A lawsuit filed in Scott Circuit Court seeks to declare some of Beshear’s executive orders in violation of Kentucky’s Administrative Practices Act that allows input from citizens and the General Assembly when forming public policy.
“With more than 100 days in this pandemic, over 100 days of executive orders with no end in sight, Kentuckians deserve the opportunity to have their voices heard with the rule-making process," Quarles stated in a Monday news conference. "With businesses like Evans Orchard, they want to comply, but they want to do it safely.”
state and local public health officials have been slow to provide reopening guidance to the agri-tourism industry.
Evans Orchard and Cider Mill in Georgetown is claims state and local public health officials have been slow to provide reopening guidance to the agri-tourism industry. The lawsuit alleges that Beshear’s executive orders have adversely affected small businesses and farm families through “haphazard and selective enforcement.”
Evans Orchard and Cider Mill has a 96,000-square-foot play area outdoors, larger than two football fields, yet the attraction says it has been limited to only ten guests at a time. The destination also includes a wedding venue that’s been closed due to the coronavirus. The fifth-generation family farm claims it has lost about 80 percent of revenue since the restrictions went into place.
“It’s our family business," said Jenny Evans. "We didn’t want it to come off political. It’s not. It’s just what we have to do to save our farm.”

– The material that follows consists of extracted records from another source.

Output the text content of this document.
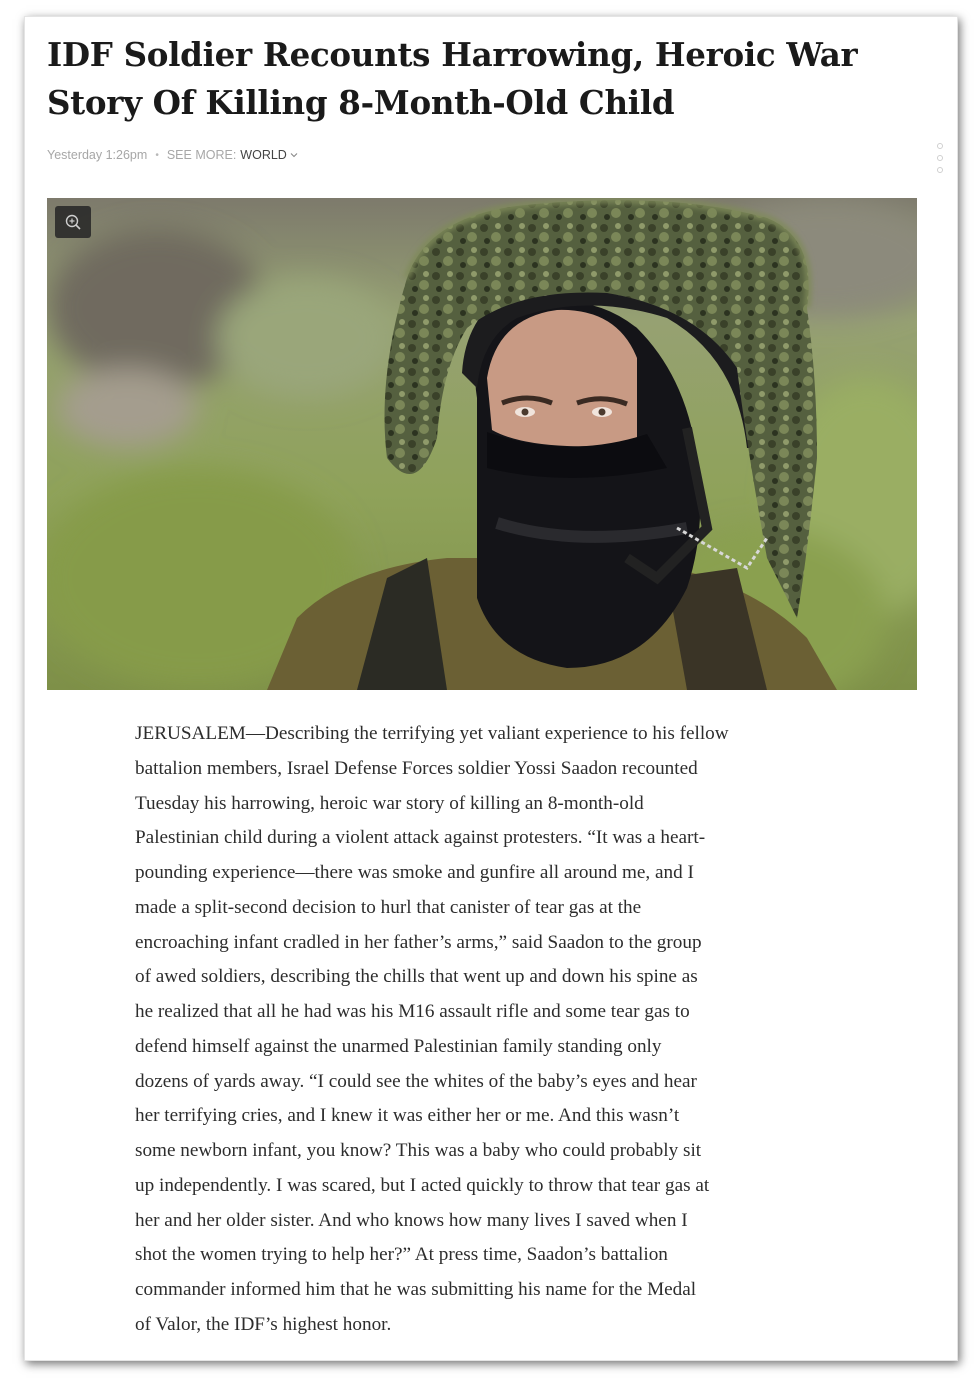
IDF Soldier Recounts Harrowing, Heroic War
Story Of Killing 8-Month-Old Child
Yesterday 1:26pm • SEE MORE: WORLD
JERUSALEM—Describing the terrifying yet valiant experience to his fellow
battalion members, Israel Defense Forces soldier Yossi Saadon recounted
Tuesday his harrowing, heroic war story of killing an 8-month-old
Palestinian child during a violent attack against protesters. “It was a heart-
pounding experience—there was smoke and gunfire all around me, and I
made a split-second decision to hurl that canister of tear gas at the
encroaching infant cradled in her father’s arms,” said Saadon to the group
of awed soldiers, describing the chills that went up and down his spine as
he realized that all he had was his M16 assault rifle and some tear gas to
defend himself against the unarmed Palestinian family standing only
dozens of yards away. “I could see the whites of the baby’s eyes and hear
her terrifying cries, and I knew it was either her or me. And this wasn’t
some newborn infant, you know? This was a baby who could probably sit
up independently. I was scared, but I acted quickly to throw that tear gas at
her and her older sister. And who knows how many lives I saved when I
shot the women trying to help her?” At press time, Saadon’s battalion
commander informed him that he was submitting his name for the Medal
of Valor, the IDF’s highest honor.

Governor Beshear's office released the following statement in response to the legal action:
At a time when states to our south are reporting over 8,000 new COVID-19 cases each day, the parties bringing this lawsuit want to eliminate the public health guidance and requirements that are keeping Kentuckians safe. All businesses have to follow the same rules and guidance for outdoor weddings and other activities. We are confident in the legality of these rules, and have identified numerous legal issues with the suit, including that it was filed in the wrong place. If the parties here won and the virus spread because the facility was not following proper guidance, it could threaten the reopening of our economy and public schools.